Fanfare

This is an intriguing collection of so-called American piano music. My qualifier refers to the fact that Miklós Rózsa was born and trained in Hungary, even though his classic Hollywood film scores ( Ben Hur, El Cid , et. al.) make him seem like a red-blooded American. In any case, his excellent Sonata is decidedly old world, completely drenched with the spirit of fellow Hungarian Bartók. This is not to say that he is being imitative, but that they draw from the same Magyar folk sources. Pianist Seivewright, in his informative notes, writes that Rózsa’s “serious” music deserves greater attention. If this powerful, tautly conceived Sonata is a good representative of that output, I would agree.

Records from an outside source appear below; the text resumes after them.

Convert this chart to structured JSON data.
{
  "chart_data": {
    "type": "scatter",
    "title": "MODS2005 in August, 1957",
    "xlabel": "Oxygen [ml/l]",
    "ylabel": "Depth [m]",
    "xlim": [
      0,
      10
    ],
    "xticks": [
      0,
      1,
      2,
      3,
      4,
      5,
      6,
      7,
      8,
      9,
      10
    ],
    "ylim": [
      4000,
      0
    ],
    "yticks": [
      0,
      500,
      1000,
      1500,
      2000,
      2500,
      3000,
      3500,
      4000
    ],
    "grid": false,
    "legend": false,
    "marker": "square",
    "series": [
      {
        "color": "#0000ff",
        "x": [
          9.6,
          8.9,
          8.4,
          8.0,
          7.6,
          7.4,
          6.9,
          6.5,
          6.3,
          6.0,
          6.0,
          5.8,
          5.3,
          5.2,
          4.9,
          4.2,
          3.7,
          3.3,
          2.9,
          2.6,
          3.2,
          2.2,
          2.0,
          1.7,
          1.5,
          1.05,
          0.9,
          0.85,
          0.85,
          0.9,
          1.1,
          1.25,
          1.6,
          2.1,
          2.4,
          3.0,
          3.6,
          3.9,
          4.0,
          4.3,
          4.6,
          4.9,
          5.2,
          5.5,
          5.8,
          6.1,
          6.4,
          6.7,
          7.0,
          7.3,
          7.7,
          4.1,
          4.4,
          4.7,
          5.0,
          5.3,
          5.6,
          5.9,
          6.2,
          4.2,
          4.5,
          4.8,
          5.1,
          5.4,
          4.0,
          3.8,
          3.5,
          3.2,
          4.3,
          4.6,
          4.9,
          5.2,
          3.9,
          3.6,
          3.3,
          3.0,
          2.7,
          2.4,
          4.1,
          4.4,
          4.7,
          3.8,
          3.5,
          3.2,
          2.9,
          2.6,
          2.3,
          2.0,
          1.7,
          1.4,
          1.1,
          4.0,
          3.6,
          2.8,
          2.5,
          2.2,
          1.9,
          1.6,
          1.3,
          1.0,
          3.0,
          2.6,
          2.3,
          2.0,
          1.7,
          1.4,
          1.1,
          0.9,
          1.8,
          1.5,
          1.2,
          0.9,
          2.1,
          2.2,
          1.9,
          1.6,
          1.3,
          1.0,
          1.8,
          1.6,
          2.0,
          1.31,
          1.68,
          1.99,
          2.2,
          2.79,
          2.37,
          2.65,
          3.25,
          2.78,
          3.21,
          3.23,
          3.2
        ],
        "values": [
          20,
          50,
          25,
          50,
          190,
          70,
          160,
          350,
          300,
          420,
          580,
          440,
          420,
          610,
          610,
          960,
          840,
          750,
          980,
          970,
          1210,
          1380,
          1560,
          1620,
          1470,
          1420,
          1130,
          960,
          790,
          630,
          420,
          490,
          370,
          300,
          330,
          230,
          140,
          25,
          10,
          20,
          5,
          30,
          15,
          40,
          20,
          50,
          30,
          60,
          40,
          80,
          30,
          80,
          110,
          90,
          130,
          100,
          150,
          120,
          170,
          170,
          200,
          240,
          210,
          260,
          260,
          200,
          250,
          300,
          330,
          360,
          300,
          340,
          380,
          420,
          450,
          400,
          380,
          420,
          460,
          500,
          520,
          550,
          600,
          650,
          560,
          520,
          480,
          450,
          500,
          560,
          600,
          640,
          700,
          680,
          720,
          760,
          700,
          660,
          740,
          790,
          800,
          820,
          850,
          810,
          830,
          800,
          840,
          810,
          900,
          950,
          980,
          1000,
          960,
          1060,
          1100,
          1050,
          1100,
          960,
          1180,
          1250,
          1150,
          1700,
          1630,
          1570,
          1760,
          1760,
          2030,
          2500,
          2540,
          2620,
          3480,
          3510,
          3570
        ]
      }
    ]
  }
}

The 1945 Elliott Carter Sonata is a pivotal work in the creative life of our centenarian master, American in a kind of Ivesian way, but pointing towards the more prickly modernism that would mark the vast range of his career. Seivewright approaches the work from a contemporary perspective, emphasizing the angularity and abstraction of the work. It is an interesting contrast to the much more lyrical approach of Charles Rosen, on his essential collection of Carter piano music on the Bridge label. Rosen makes the music more accessible, but both ways are valid. Seivewright certainly has the imprimatur of the composer, who called an earlier performance of his Sonata by the pianist “most remarkable, breathtaking.” My personal touchstone for this great music is the reading of the outstanding young American pianist Jeremy Denk, whom I have heard play it in concert twice, each time absolutely flooring his audience with the power and comprehension of his vision. He has not recorded it yet, but it is just a matter of time.

Edward MacDowell’s music strikes me as pompous and bangy, qualities exacerbated by Seivewright’s metallic tonality (or is it the recording?). As a period piece, exemplifying American art music in a formative time, it is interesting and even somewhat touching. It works well as a companion to the contrasting music on the riveting and energetic program.